The History of Real Photo Postcards

The History of Real Photo Postcards
By
Karen Utter Jennings

Postcards have been around since 1861 and there are several different types. Vintage postcards are highly collected by fans. Those who study and collect postcards, known as deltiologists, are serious about their collections. Libraries, historical and genealogical societies, and other organizations as well as private individuals collect them. Postcards can be purchased from online dealers as well as flea markets and antique stores and from private collections.
                        
For our purposes, we will talk about real photograph postcards or RPs. Around 1900, photography had grown into a popular hobby for many people and the latest craze was sending a postcard with a photograph printed on the back. These are called real photograph postcards; the word “real” was used to explain that the postcard started as a photographic negative. They were reproduced by developing them onto photographic paper the size and weight of postcards with a postcard backing. 

In the beginning, postal service regulations required there be no writing on the address side of the postcards. In 1907, the regulations changed so that the postcards had a dividing line where the address could be written on the right side and a message wrote on the left side. This is called the divided back era.

From about 1915 to 1930, to save ink, most postcards were printed with a white border, also called “White Border Postcards.” After 1930, the new printing processes used colored ink and a high rag substance that gave a linen-like finish to the photographs. This process, called the Linen Era lasted until about 1944.

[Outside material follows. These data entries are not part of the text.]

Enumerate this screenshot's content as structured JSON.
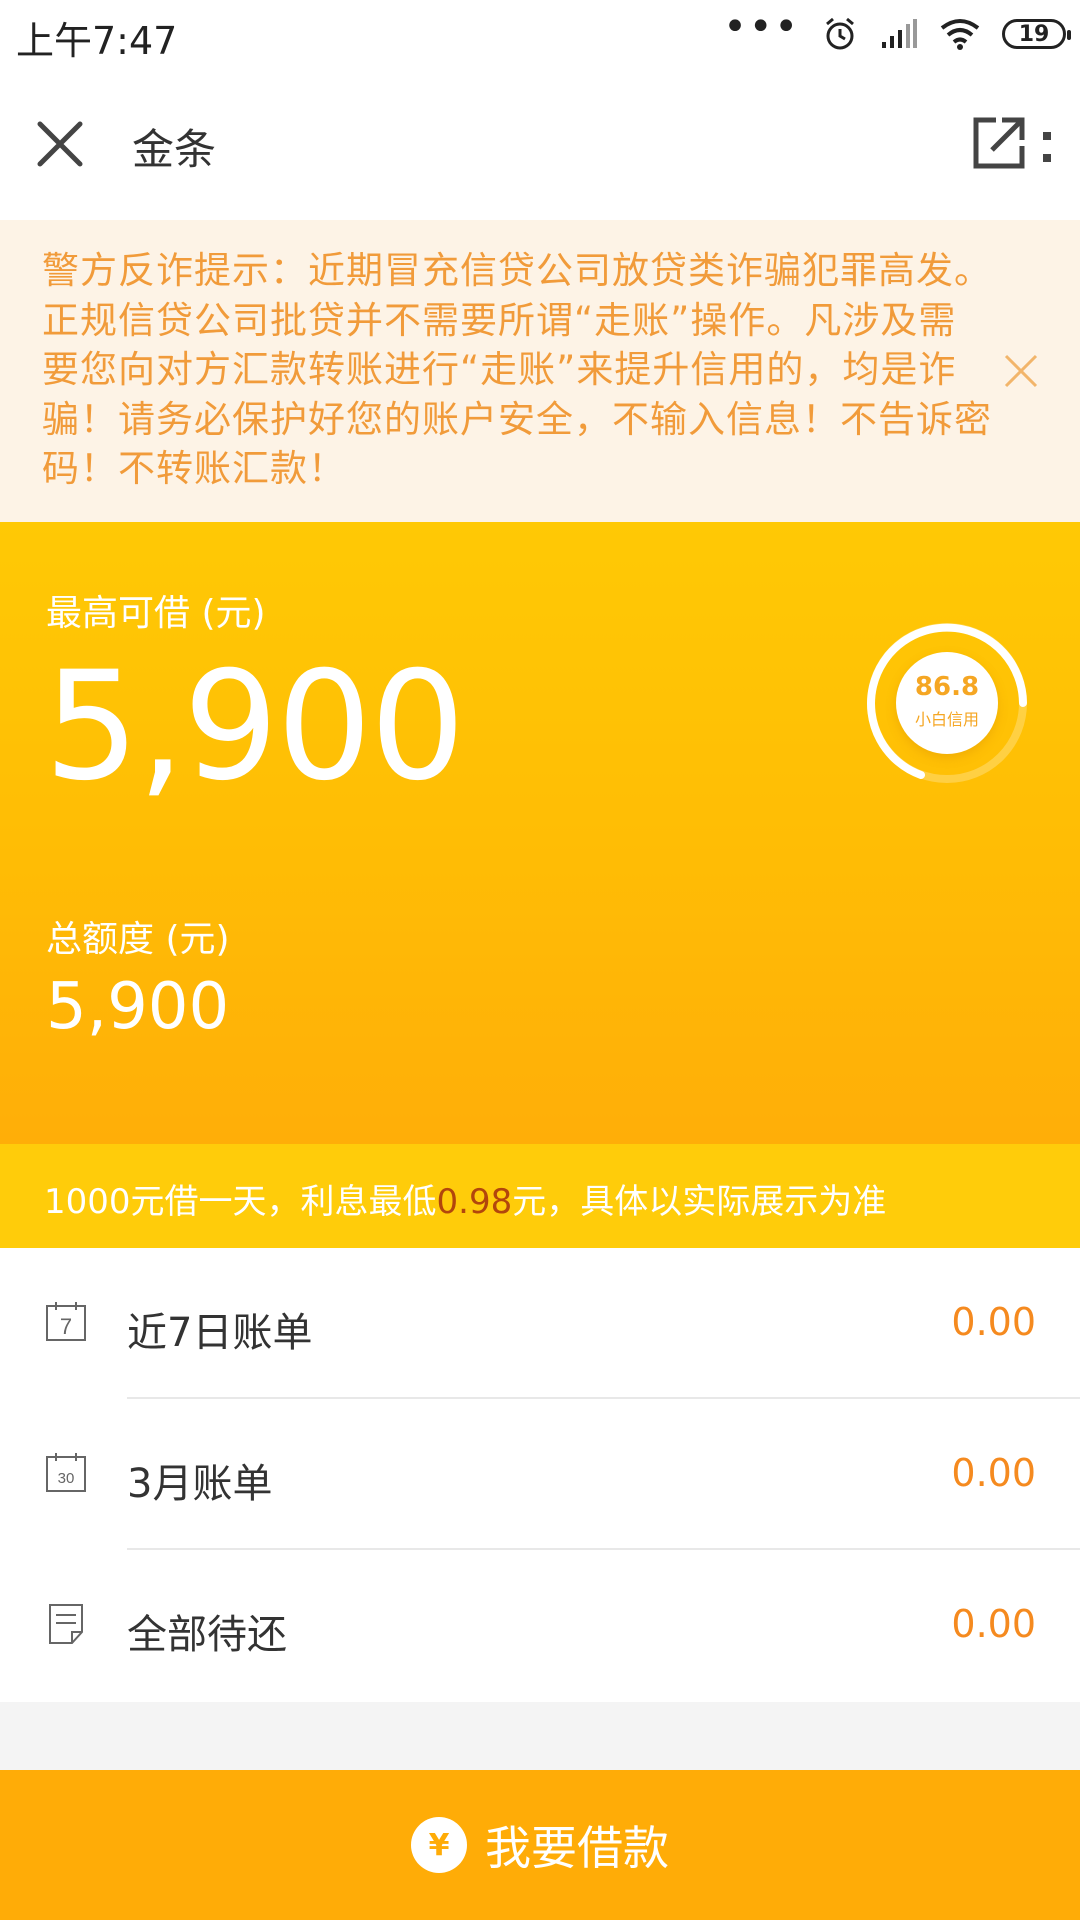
{
  "status_bar": {
    "time": "上午7:47",
    "battery": "19",
    "icons": [
      "more-dots-icon",
      "alarm-icon",
      "signal-icon",
      "wifi-icon",
      "battery-icon"
    ]
  },
  "nav": {
    "title": "金条",
    "close_icon": "close-icon",
    "share_icon": "share-icon",
    "more_icon": "more-vertical-icon"
  },
  "warning": {
    "text": "警方反诈提示：近期冒充信贷公司放贷类诈骗犯罪高发。正规信贷公司批贷并不需要所谓“走账”操作。凡涉及需要您向对方汇款转账进行“走账”来提升信用的，均是诈骗！请务必保护好您的账户安全，不输入信息！不告诉密码！不转账汇款！",
    "color": "#f19b3a"
  },
  "credit": {
    "max_label": "最高可借 (元)",
    "max_value": "5,900",
    "total_label": "总额度 (元)",
    "total_value": "5,900",
    "score_value": "86.8",
    "score_label": "小白信用"
  },
  "interest": {
    "prefix": "1000元借一天，利息最低",
    "highlight": "0.98",
    "suffix": "元，具体以实际展示为准"
  },
  "bills": [
    {
      "icon": "calendar-7-icon",
      "label": "近7日账单",
      "amount": "0.00"
    },
    {
      "icon": "calendar-30-icon",
      "label": "3月账单",
      "amount": "0.00"
    },
    {
      "icon": "document-icon",
      "label": "全部待还",
      "amount": "0.00"
    }
  ],
  "borrow": {
    "icon": "yen-icon",
    "label": "我要借款",
    "symbol": "¥"
  },
  "colors": {
    "accent": "#ffac07",
    "amount": "#f58a1f",
    "highlight": "#b2460c"
  }
}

After 1944, known as the Photochrome Era, real photographic postcards declined and gave way to the postcards that we know today as the tourist-type cards we send while on vacation.

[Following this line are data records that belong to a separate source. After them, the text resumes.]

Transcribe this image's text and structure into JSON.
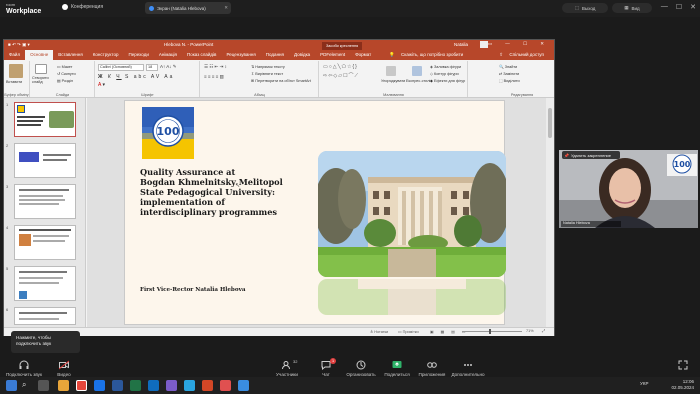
{
  "app": {
    "brand_top": "room",
    "brand": "Workplace",
    "conference_label": "Конференция",
    "screen_tab_label": "Экран (Natalia Hlebova)",
    "exit_label": "Выход",
    "video_label": "Вид"
  },
  "ppt": {
    "title_center": "Hlebova N. - PowerPoint",
    "search_hint": "Скажіть, що потрібно зробити",
    "user": "Natalia",
    "tabs": [
      "Файл",
      "Основне",
      "Вставлення",
      "Конструктор",
      "Переходи",
      "Анімація",
      "Показ слайдів",
      "Рецензування",
      "Подання",
      "Довідка",
      "PDFelement",
      "Формат"
    ],
    "active_tab": "Основне",
    "drawing_tools_label": "Засоби креслення",
    "share_label": "Спільний доступ",
    "ribbon_groups": [
      "Буфер обміну",
      "Слайди",
      "Шрифт",
      "Абзац",
      "Малювання",
      "Редагування"
    ],
    "ribbon_items": {
      "paste": "Вставити",
      "new_slide": "Створити слайд",
      "layout": "Макет",
      "reset": "Скинути",
      "section": "Розділ",
      "font_name": "Calibri (Основний)",
      "font_size": "18",
      "text_direction": "Напрямок тексту",
      "align_text": "Вирівняти текст",
      "convert_smartart": "Перетворити на об'єкт SmartArt",
      "arrange": "Упорядкувати",
      "quick_styles": "Експрес-стилі",
      "shape_fill": "Заливка фігури",
      "shape_outline": "Контур фігури",
      "shape_effects": "Ефекти для фігур",
      "find": "Знайти",
      "replace": "Замінити",
      "select": "Виділити"
    },
    "status": {
      "notes": "Нотатки",
      "comments": "Примітки",
      "zoom": "71%"
    },
    "slide_numbers": [
      "1",
      "2",
      "3",
      "4",
      "5",
      "6",
      "7"
    ]
  },
  "slide": {
    "title": "Quality Assurance at\nBogdan Khmelnitsky Melitopol\nState Pedagogical University:\nimplementation of\ninterdisciplinary programmes",
    "author": "First Vice-Rector Natalia Hlebova",
    "logo_text": "100"
  },
  "webcam": {
    "pin_label": "Удалить закрепление",
    "participant_name": "Natalia Hlebova",
    "logo_text": "100"
  },
  "tooltip": {
    "text": "Нажмите, чтобы подключить звук"
  },
  "conference_toolbar": {
    "audio": "Подключить звук",
    "video": "Видео",
    "participants": "Участники",
    "participants_count": "32",
    "chat": "Чат",
    "chat_badge": "1",
    "moderate": "Организовать",
    "share": "Поделиться",
    "apps": "Приложения",
    "more": "Дополнительно"
  },
  "taskbar": {
    "lang": "УКР",
    "time": "12:06",
    "date": "02.05.2024"
  },
  "colors": {
    "ppt_accent": "#b7472a",
    "brand_blue": "#1e4fa3",
    "brand_yellow": "#f5c400"
  }
}
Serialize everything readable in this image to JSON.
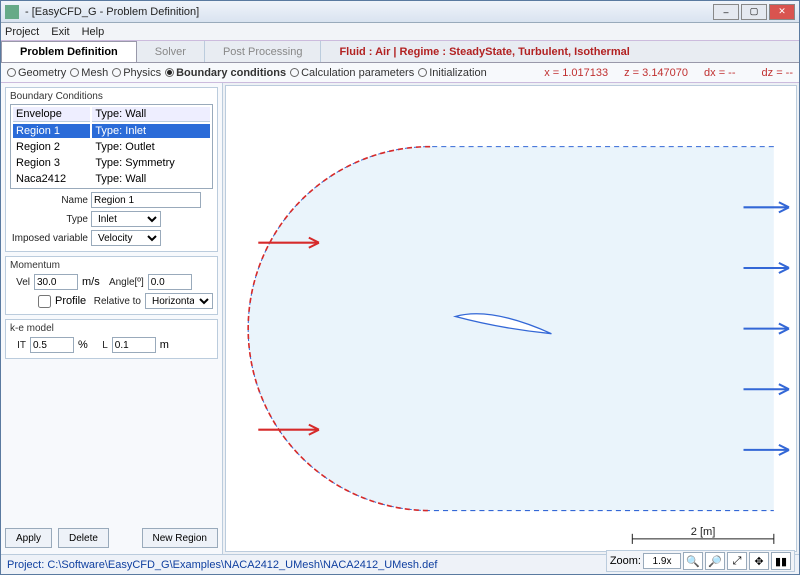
{
  "window": {
    "title": "- [EasyCFD_G - Problem Definition]"
  },
  "menu": {
    "project": "Project",
    "exit": "Exit",
    "help": "Help"
  },
  "tabs": {
    "problem_def": "Problem Definition",
    "solver": "Solver",
    "post": "Post Processing",
    "info": "Fluid : Air  |  Regime : SteadyState,  Turbulent, Isothermal"
  },
  "subtabs": {
    "geometry": "Geometry",
    "mesh": "Mesh",
    "physics": "Physics",
    "boundary": "Boundary conditions",
    "calc_params": "Calculation parameters",
    "initialization": "Initialization",
    "x": "x = 1.017133",
    "z": "z = 3.147070",
    "dx": "dx = --",
    "dz": "dz = --"
  },
  "bc": {
    "legend": "Boundary Conditions",
    "cols": {
      "name": "Envelope",
      "type": "Type: Wall"
    },
    "rows": [
      {
        "name": "Region 1",
        "type": "Type: Inlet",
        "selected": true
      },
      {
        "name": "Region 2",
        "type": "Type: Outlet"
      },
      {
        "name": "Region 3",
        "type": "Type: Symmetry"
      },
      {
        "name": "Naca2412",
        "type": "Type: Wall"
      }
    ],
    "name_label": "Name",
    "name_value": "Region 1",
    "type_label": "Type",
    "type_value": "Inlet",
    "imposed_label": "Imposed variable",
    "imposed_value": "Velocity"
  },
  "momentum": {
    "legend": "Momentum",
    "vel_label": "Vel",
    "vel_value": "30.0",
    "vel_unit": "m/s",
    "angle_label": "Angle[º]",
    "angle_value": "0.0",
    "profile_label": "Profile",
    "relative_label": "Relative to",
    "relative_value": "Horizontal"
  },
  "ke": {
    "legend": "k-e model",
    "it_label": "IT",
    "it_value": "0.5",
    "it_unit": "%",
    "L_label": "L",
    "L_value": "0.1",
    "L_unit": "m"
  },
  "buttons": {
    "apply": "Apply",
    "delete": "Delete",
    "new_region": "New Region"
  },
  "canvas": {
    "scale_label": "2 [m]"
  },
  "status": {
    "project_path": "Project: C:\\Software\\EasyCFD_G\\Examples\\NACA2412_UMesh\\NACA2412_UMesh.def"
  },
  "zoom": {
    "label": "Zoom:",
    "value": "1.9x"
  }
}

If you own real photo postcards with no way to date them, here is a brief guide to follow. This information does not include everything there is to know about identifying and dating them.  
First, check the price of the stamp in the stamp box on the card. Postal rates steadily rose over the years. The stamp price for mailing cards between 1898 and 1917 was one cent. It rose to two cents from 1917 to 1958. From 1958 to 1962, it cost three cents and from 1963 to 1967 postage rose to four cents. During 1968 to May 1971, the cost rose to a nickel.

If your photo postcard has no stamp attached, check the border around the stamp box on the postcard. If the postcards were produced on Kodak paper, known as “AZO,” they had special borders during special years. From 1904 to 1918, some borders had four triangles pointing up. From 1907 to 1909, the stamp box border had diamonds in the corners. During 1918 to 1930, some borders had two triangles pointing up and two pointing down. During 1922 through 1926, borders might have empty corners. Finally, in 1926 through the 1940s, the stamp box borders had squares in the corners.

Please note that there were other papers used to produce real photo postcards, but I reporting about using the most popular, AZO.

Ancestry.com has a large photograph collection on their website. They offer real photograph postcards of people, hometowns, cities, homes, historical places, and businesses. There are over 200,000 in the collection as of this writing.

If you are interested in learning more about real photograph postcards, there is tons of information on the internet about societies and associations dealing with postcards of all subjects. Dealers are constantly on the hunt for collectibles.

To write this column, I used several interesting internet websites as well as the book,
“Uncovering Your Ancestry Through Family Photographs,” by Maureen A. Taylor. (Cincinnati, OH: F&W Publications, 2005).